Or, le soir de sa centième année, le docteur Faust eut un songe.

Et, dans ce songe, il se revit comme il était au temps de sa jeunesse, point trop laid de visage, curieux et bon, aimant la nature et la vie. Déjà la flamme des télescopes, le dessein mystérieux des cartes, lui apparaissaient plus beaux que les yeux des femmes. Il y avait une petite servante du voisinage, appelée Gretchen, qui mettait chaque matin, en son honneur, un bonnet bien repassé et un tablier rose, et qui passait souvent devant sa porte, portant de l’eau, et la jupe retroussée avec un geste qu’elle savait joli.
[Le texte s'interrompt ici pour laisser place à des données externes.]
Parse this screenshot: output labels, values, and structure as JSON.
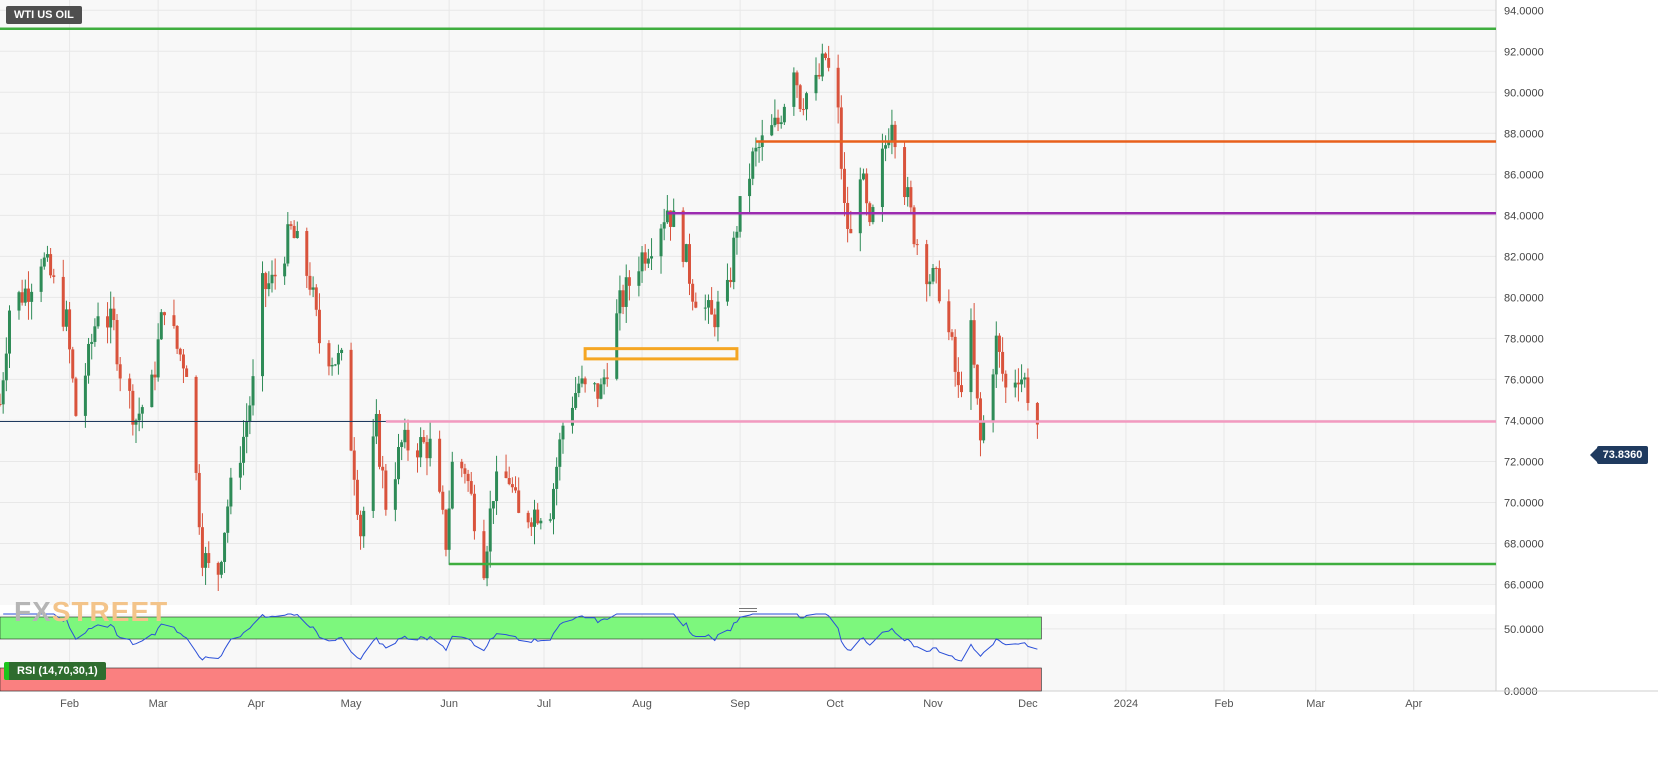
{
  "symbol": "WTI US OIL",
  "watermark": {
    "fx": "FX",
    "street": "STREET"
  },
  "last_price": "73.8360",
  "rsi_label": "RSI (14,70,30,1)",
  "colors": {
    "up": "#2e8b57",
    "down": "#d9533c",
    "grid": "#e8e8e8",
    "plot_bg": "#f8f8f8",
    "green_line": "#3fae3f",
    "orange_line": "#e8601c",
    "purple_line": "#9b2bb0",
    "pink_line": "#f29ac0",
    "navy_line": "#1f3a5f",
    "orange_box": "#f5a623",
    "rsi_line": "#2a4fd8",
    "rsi_overbought": "#7df77d",
    "rsi_oversold": "#fa8080"
  },
  "chart_data": {
    "type": "candlestick",
    "title": "WTI US OIL",
    "y_axis": {
      "ylim": [
        65,
        94.5
      ],
      "ticks": [
        "66.0000",
        "68.0000",
        "70.0000",
        "72.0000",
        "74.0000",
        "76.0000",
        "78.0000",
        "80.0000",
        "82.0000",
        "84.0000",
        "86.0000",
        "88.0000",
        "90.0000",
        "92.0000",
        "94.0000"
      ],
      "tick_values": [
        66,
        68,
        70,
        72,
        74,
        76,
        78,
        80,
        82,
        84,
        86,
        88,
        90,
        92,
        94
      ]
    },
    "x_axis": {
      "range": [
        "2023-01-10",
        "2024-04-27"
      ],
      "ticks": [
        {
          "label": "Feb",
          "date": "2023-02-01"
        },
        {
          "label": "Mar",
          "date": "2023-03-01"
        },
        {
          "label": "Apr",
          "date": "2023-04-01"
        },
        {
          "label": "May",
          "date": "2023-05-01"
        },
        {
          "label": "Jun",
          "date": "2023-06-01"
        },
        {
          "label": "Jul",
          "date": "2023-07-01"
        },
        {
          "label": "Aug",
          "date": "2023-08-01"
        },
        {
          "label": "Sep",
          "date": "2023-09-01"
        },
        {
          "label": "Oct",
          "date": "2023-10-01"
        },
        {
          "label": "Nov",
          "date": "2023-11-01"
        },
        {
          "label": "Dec",
          "date": "2023-12-01"
        },
        {
          "label": "2024",
          "date": "2024-01-01"
        },
        {
          "label": "Feb",
          "date": "2024-02-01"
        },
        {
          "label": "Mar",
          "date": "2024-03-01"
        },
        {
          "label": "Apr",
          "date": "2024-04-01"
        }
      ]
    },
    "price_anchors": [
      [
        "2023-01-10",
        74.8
      ],
      [
        "2023-01-13",
        79.5
      ],
      [
        "2023-01-19",
        80.5
      ],
      [
        "2023-01-23",
        82.0
      ],
      [
        "2023-01-26",
        81.0
      ],
      [
        "2023-01-31",
        78.8
      ],
      [
        "2023-02-03",
        74.3
      ],
      [
        "2023-02-07",
        77.0
      ],
      [
        "2023-02-10",
        79.5
      ],
      [
        "2023-02-15",
        78.5
      ],
      [
        "2023-02-17",
        76.5
      ],
      [
        "2023-02-22",
        74.1
      ],
      [
        "2023-02-27",
        75.6
      ],
      [
        "2023-03-03",
        79.8
      ],
      [
        "2023-03-07",
        77.5
      ],
      [
        "2023-03-10",
        76.7
      ],
      [
        "2023-03-15",
        67.6
      ],
      [
        "2023-03-17",
        66.7
      ],
      [
        "2023-03-20",
        66.7
      ],
      [
        "2023-03-23",
        69.9
      ],
      [
        "2023-03-28",
        73.2
      ],
      [
        "2023-03-31",
        75.7
      ],
      [
        "2023-04-03",
        80.4
      ],
      [
        "2023-04-06",
        80.7
      ],
      [
        "2023-04-12",
        83.2
      ],
      [
        "2023-04-14",
        82.5
      ],
      [
        "2023-04-18",
        80.8
      ],
      [
        "2023-04-21",
        77.9
      ],
      [
        "2023-04-25",
        77.1
      ],
      [
        "2023-04-28",
        76.8
      ],
      [
        "2023-05-02",
        71.7
      ],
      [
        "2023-05-04",
        68.6
      ],
      [
        "2023-05-09",
        73.6
      ],
      [
        "2023-05-12",
        70.0
      ],
      [
        "2023-05-17",
        72.8
      ],
      [
        "2023-05-23",
        72.8
      ],
      [
        "2023-05-26",
        72.7
      ],
      [
        "2023-05-31",
        68.1
      ],
      [
        "2023-06-02",
        71.8
      ],
      [
        "2023-06-06",
        71.7
      ],
      [
        "2023-06-12",
        67.1
      ],
      [
        "2023-06-15",
        70.6
      ],
      [
        "2023-06-20",
        71.2
      ],
      [
        "2023-06-23",
        69.2
      ],
      [
        "2023-06-28",
        69.6
      ],
      [
        "2023-07-03",
        69.8
      ],
      [
        "2023-07-07",
        73.8
      ],
      [
        "2023-07-12",
        75.8
      ],
      [
        "2023-07-14",
        75.4
      ],
      [
        "2023-07-19",
        75.4
      ],
      [
        "2023-07-25",
        79.6
      ],
      [
        "2023-07-31",
        81.8
      ],
      [
        "2023-08-04",
        82.8
      ],
      [
        "2023-08-09",
        84.4
      ],
      [
        "2023-08-14",
        82.5
      ],
      [
        "2023-08-17",
        80.4
      ],
      [
        "2023-08-23",
        78.9
      ],
      [
        "2023-08-28",
        80.1
      ],
      [
        "2023-08-31",
        83.6
      ],
      [
        "2023-09-05",
        86.7
      ],
      [
        "2023-09-08",
        87.5
      ],
      [
        "2023-09-13",
        88.5
      ],
      [
        "2023-09-18",
        91.5
      ],
      [
        "2023-09-20",
        89.7
      ],
      [
        "2023-09-25",
        90.3
      ],
      [
        "2023-09-28",
        91.7
      ],
      [
        "2023-10-02",
        88.8
      ],
      [
        "2023-10-04",
        84.2
      ],
      [
        "2023-10-06",
        82.8
      ],
      [
        "2023-10-09",
        86.4
      ],
      [
        "2023-10-12",
        83.0
      ],
      [
        "2023-10-16",
        86.7
      ],
      [
        "2023-10-19",
        89.0
      ],
      [
        "2023-10-23",
        85.5
      ],
      [
        "2023-10-26",
        83.2
      ],
      [
        "2023-10-31",
        81.0
      ],
      [
        "2023-11-03",
        80.5
      ],
      [
        "2023-11-07",
        77.4
      ],
      [
        "2023-11-09",
        75.3
      ],
      [
        "2023-11-13",
        78.2
      ],
      [
        "2023-11-16",
        72.9
      ],
      [
        "2023-11-21",
        77.8
      ],
      [
        "2023-11-24",
        75.5
      ],
      [
        "2023-11-28",
        76.4
      ],
      [
        "2023-11-30",
        75.9
      ],
      [
        "2023-12-04",
        73.8
      ]
    ],
    "rsi": {
      "ylim": [
        0,
        62
      ],
      "ticks": [
        "0.0000",
        "50.0000"
      ],
      "tick_values": [
        0,
        50
      ],
      "overbought": 70,
      "oversold": 30,
      "period": 14
    },
    "horizontal_lines": [
      {
        "name": "resistance-green",
        "price": 93.1,
        "from": "2023-01-10",
        "to": "2024-04-27",
        "color": "#3fae3f"
      },
      {
        "name": "resistance-orange",
        "price": 87.6,
        "from": "2023-09-06",
        "to": "2024-04-27",
        "color": "#e8601c"
      },
      {
        "name": "resistance-purple",
        "price": 84.1,
        "from": "2023-08-09",
        "to": "2024-04-27",
        "color": "#9b2bb0"
      },
      {
        "name": "support-pink",
        "price": 73.95,
        "from": "2023-05-12",
        "to": "2024-04-27",
        "color": "#f29ac0"
      },
      {
        "name": "price-navy",
        "price": 73.95,
        "from": "2023-01-10",
        "to": "2023-05-12",
        "color": "#1f3a5f"
      },
      {
        "name": "support-green",
        "price": 67.0,
        "from": "2023-06-01",
        "to": "2024-04-27",
        "color": "#3fae3f"
      }
    ],
    "zones": [
      {
        "name": "orange-zone",
        "from": "2023-07-14",
        "to": "2023-08-31",
        "low": 77.0,
        "high": 77.5,
        "color": "#f5a623"
      }
    ]
  }
}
Elle aimait l’écolier Faust parce qu’il était naïf et laborieux ; mais lui ne voulait pas la connaître, et vers de plus augustes pensées il essayait d’élever son âme.

Or, le songe qui hantait ce soir-là l’esprit du docteur Faust lui représentait un triste soir d’hiver évanoui dans le passé, quand les yeux de Gretchen avaient pour la dernière fois croisé ses yeux. Faust était seul, la neige battait les carreaux, et l’on avait frappé à la porte. C’était la petite Gretchen qui, rougissante et hardie, venait s’offrir simplement à celui qu’elle aimait. Et Faust, sans hésiter, bien que son cœur fût bon pourtant, l’avait chassée, car il était orgueilleux aussi, et il croyait pouvoir embrasser et vaincre le monde par son labeur. Un petit sanglot avait retenti dans la neige, et jamais plus il n’avait revu Gretchen.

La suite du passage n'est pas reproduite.